Those who have been in Christian ministry leadership for any length of time have learned an important lesson: pain has a purpose.
Pastors and ministry leaders know that God saves us, shapes us, sets us in an assigned ministry, sustains us in the work, and then secures us safely home. We also know that part of God’s plan for shaping us for effectiveness in ministry assignments includes the painful experiences in our life.
2 Corinthians 1:3-4 is a confidence-building reminder for those who are experiencing, or have experienced, painful trauma. The text says, “Blessed be God, even the Father of our Lord Jesus Christ, the Father of mercies, and the God of all comfort; Who comforteth us in all our tribulation, that we may be able to comfort them which are in any trouble, by the comfort wherewith we ourselves are comforted of God.”
I speak to pastors and ministry leaders regularly, if not daily, who minister not only out of their giftedness and calling, but also out of their pain. A pastor who lost a parent to suicide, or experienced abuse as a child, or has suffered depression, or survived marital difficulty will bring a perspective to ministry, framed by biblical conviction and personal experience that others will not have.
This fact is not an encouragement to pray for more pain. God forbid that we would desire more trouble than is already built into the Christian life and ministry leadership calling. It is, however, a call to develop a heavenly perspective on our problems, or to take a different look at our trouble.
What could be our response to the reality that our kind and loving Heavenly Father redeems the pain that was done to us and uses those painful experiences to equip us for ministry to others? Here are five possibilities:
- A Calm Assurance: Walk through any mall or sidewalk gathering and you will see someone with a t-shirt emblazoned with the words, “Keep Calm and (fill in the blank).” Followers of Christ can keep calm knowing that God is with us in the suffering and will ultimately use it for his purposes.

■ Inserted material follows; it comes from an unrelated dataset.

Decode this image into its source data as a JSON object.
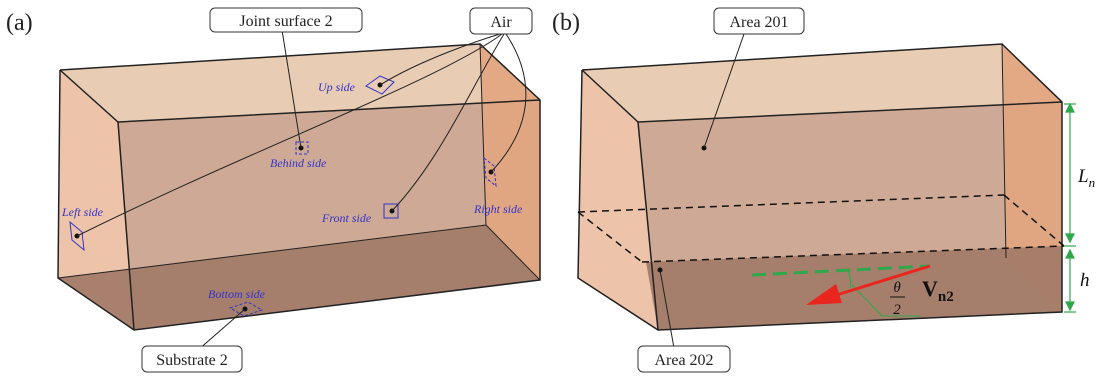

- A Collaborative Agreement: Misery loves company. That is not just a byline from a country music song, it is also a truism of human nature. Learn from others who have suffered pain who have also seen God use their pain for a noble purpose. Agree with believers down through the ages that suffering is not in vain for Christians.

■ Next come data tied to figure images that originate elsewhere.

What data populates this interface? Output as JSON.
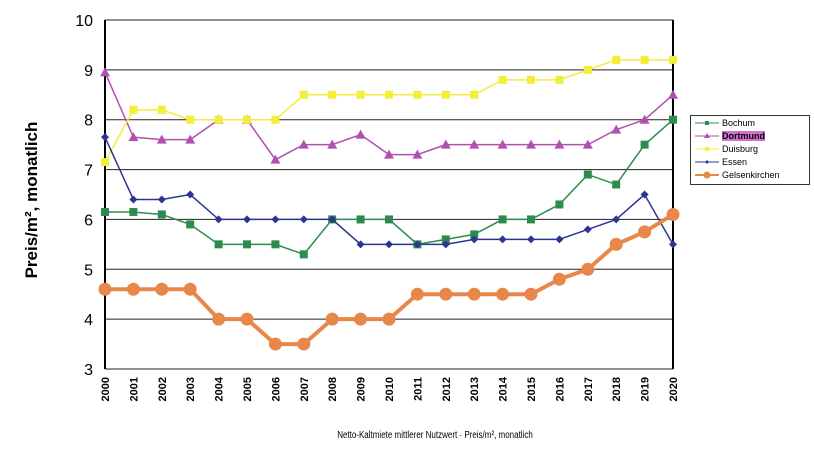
{
  "chart_data": {
    "type": "line",
    "title": "",
    "xlabel": "Netto-Kaltmiete mittlerer Nutzwert · Preis/m², monatlich",
    "ylabel": "Preis/m², monatlich",
    "ylim": [
      3,
      10
    ],
    "yticks": [
      "3",
      "4",
      "5",
      "6",
      "7",
      "8",
      "9",
      "10"
    ],
    "x": [
      "2000",
      "2001",
      "2002",
      "2003",
      "2004",
      "2005",
      "2006",
      "2007",
      "2008",
      "2009",
      "2010",
      "2011",
      "2012",
      "2013",
      "2014",
      "2015",
      "2016",
      "2017",
      "2018",
      "2019",
      "2020"
    ],
    "grid": true,
    "legend_position": "right",
    "series": [
      {
        "name": "Bochum",
        "color": "#2e8b4f",
        "marker": "square",
        "values": [
          6.15,
          6.15,
          6.1,
          5.9,
          5.5,
          5.5,
          5.5,
          5.3,
          6,
          6,
          6,
          5.5,
          5.6,
          5.7,
          6,
          6,
          6.3,
          6.9,
          6.7,
          7.5,
          8
        ]
      },
      {
        "name": "Dortmund",
        "color": "#b050b0",
        "marker": "triangle",
        "values": [
          8.95,
          7.65,
          7.6,
          7.6,
          8,
          8,
          7.2,
          7.5,
          7.5,
          7.7,
          7.3,
          7.3,
          7.5,
          7.5,
          7.5,
          7.5,
          7.5,
          7.5,
          7.8,
          8,
          8.5
        ]
      },
      {
        "name": "Duisburg",
        "color": "#f2ee3a",
        "marker": "square",
        "values": [
          7.15,
          8.2,
          8.2,
          8,
          8,
          8,
          8,
          8.5,
          8.5,
          8.5,
          8.5,
          8.5,
          8.5,
          8.5,
          8.8,
          8.8,
          8.8,
          9,
          9.2,
          9.2,
          9.2
        ]
      },
      {
        "name": "Essen",
        "color": "#2c3590",
        "marker": "diamond",
        "values": [
          7.65,
          6.4,
          6.4,
          6.5,
          6,
          6,
          6,
          6,
          6,
          5.5,
          5.5,
          5.5,
          5.5,
          5.6,
          5.6,
          5.6,
          5.6,
          5.8,
          6,
          6.5,
          5.5
        ]
      },
      {
        "name": "Gelsenkirchen",
        "color": "#e8874a",
        "marker": "circle",
        "values": [
          4.6,
          4.6,
          4.6,
          4.6,
          4,
          4,
          3.5,
          3.5,
          4,
          4,
          4,
          4.5,
          4.5,
          4.5,
          4.5,
          4.5,
          4.8,
          5,
          5.5,
          5.75,
          6.1
        ]
      }
    ]
  }
}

- A Confident Assessment: Nothing has happened to us that God in His sovereignty did not allow. There is no question that God rules heaven and earth and watches over His children. If one of His children suffers unimaginable pain, then he or she can have confidence that God is aware and will be with them in the suffering.

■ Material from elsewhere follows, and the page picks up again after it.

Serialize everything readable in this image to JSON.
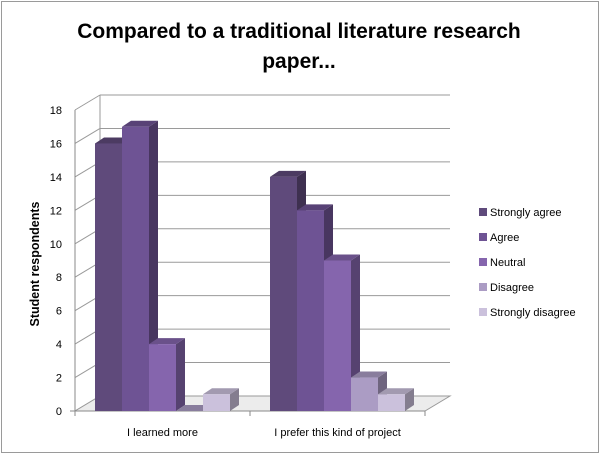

- A Contagious Adoration: Let us praise the Lord who saves us and shapes us even when the shaping includes our pain and suffering. This in no way implies the pain is not serious, and that those who inflicted criminal pain should not be brought to justice. Of course, they should be. However, when we can praise God on the other side of suffering then God gets glory and we find joy.
- A Clear-Headed Advancement: My worst response to pain has been deep-seated anger resulting in bitterness. On my best days I have been able to see pain and suffering as an unwelcome element of living in a fallen world. I eventually reached a place of acceptance and by the grace of God decided to move forward for the advancement of God’s larger mission.
If you are suffering right now, at this moment, it is hard to hear that God will use your pain for His glory and your good. However, know for certain that the day will come when you see that what the Devil—and possibly others—meant for evil, God intended for good. Good for others, good for His glory, and ultimately good for you.
May the Lord Himself meet you and comfort you in your pain.
One thought on “Shaped by suffering”
Really good word, Dr. Gray! As you are aware, a church close to both of us is going through a very difficult season. Yesterday, I spoke with half a dozen church members and shared with them what the Lord had reminded me of that morning, there’s purpose in the pain. Your article was a strong affirmation of that truth.